Metro mental
Tenía seis años cuando, después de escuchar durante horas enteras a mi abuelo hablar acerca de poetas y judíos, comencé a tomar el gusto por esas extrañas palabras ordenadas con cierto ritmo. Mi padre, feliz de que yo siguiese los pasos poéticos de mi abuelo que él no siguió, comenzó a llenar mi librero. Fué así como inicié mi lectura de López Velarde, Juan de Dios Peza, Antonio Plaza, Rubén Darío, Guillermo Aguirre y Fierro, Amado Nervo, Gustavo Adolfo Becquer, García Lorca, Manuel Gutiérrez Nájera.
Debí haber jugado más con las muñecas.
La mayoría de esos poemas tratan del desencanto, algo no recomendable en la infancia. Sin embargo, eso no fue lo peor que pudo pasarme al leer esos autores a tan temprana edad: en esa época uno desarrolla su lenguaje.
Desgraciadamente aprendí a pensar en endecasílabos.
Ese ritmo me provocó más problemas que el triángulo edípico. Hoy, basta que alguien me sugiera un tema para que yo, sin chistar, comience a desarrollarlo mentalmente en frases de once sílabas. Ya no se diga cuando intento escribir.

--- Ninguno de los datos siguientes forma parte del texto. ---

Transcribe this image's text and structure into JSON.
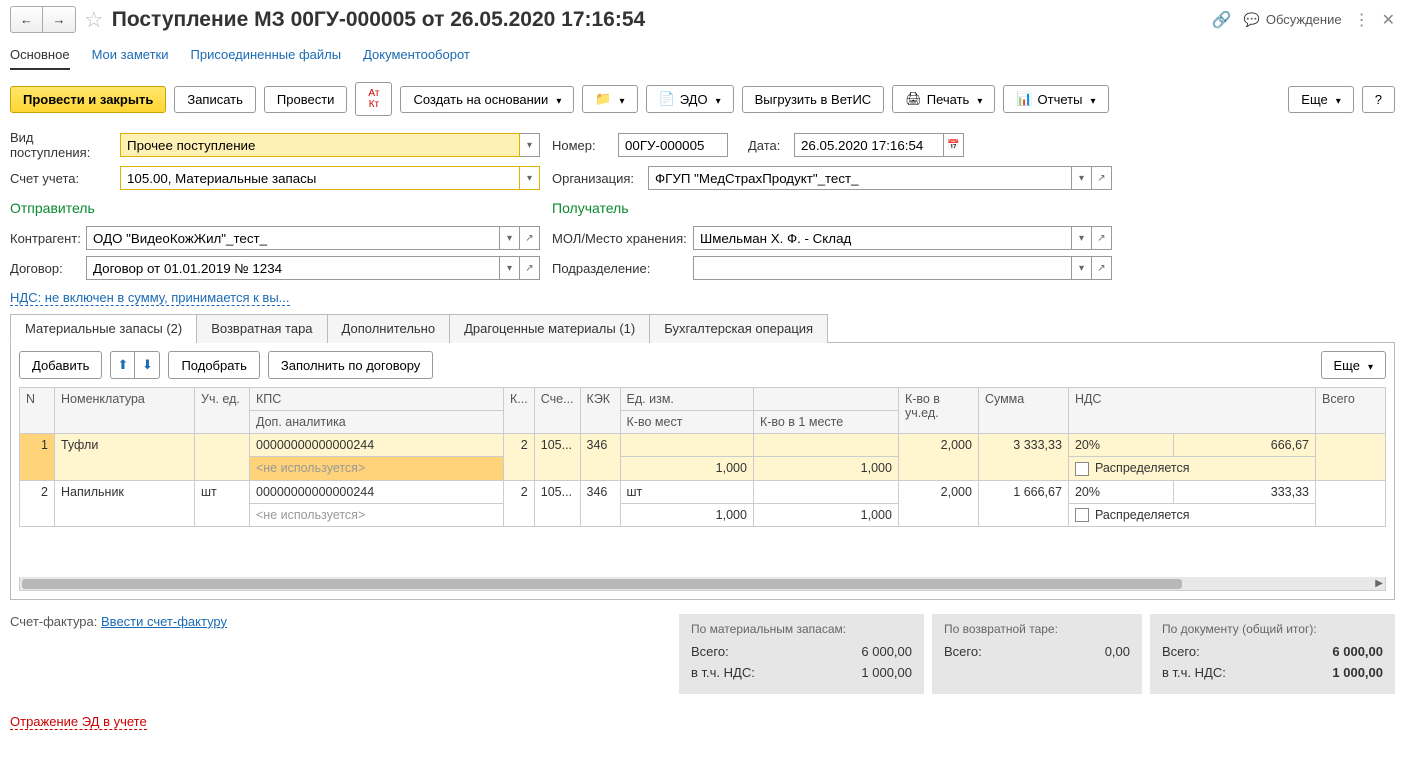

Así que por favor, futuros padres de familia, maestros y similares; si ven en sus hijos cualquier inclinación poética, denle a César Vallejo, a Huidobro, a Kozer. Vaya, incluso algo de Villaurrutia. De tal modo que a sus treinta años, no piensen como yo. O como Gutiérrez Nájera:
Morir, y joven: antes que destruya
el tiempo aleve la gentil corona;
cuando la vida dice aún: soy tuya,
aunque sepamos bien que nos traiciona.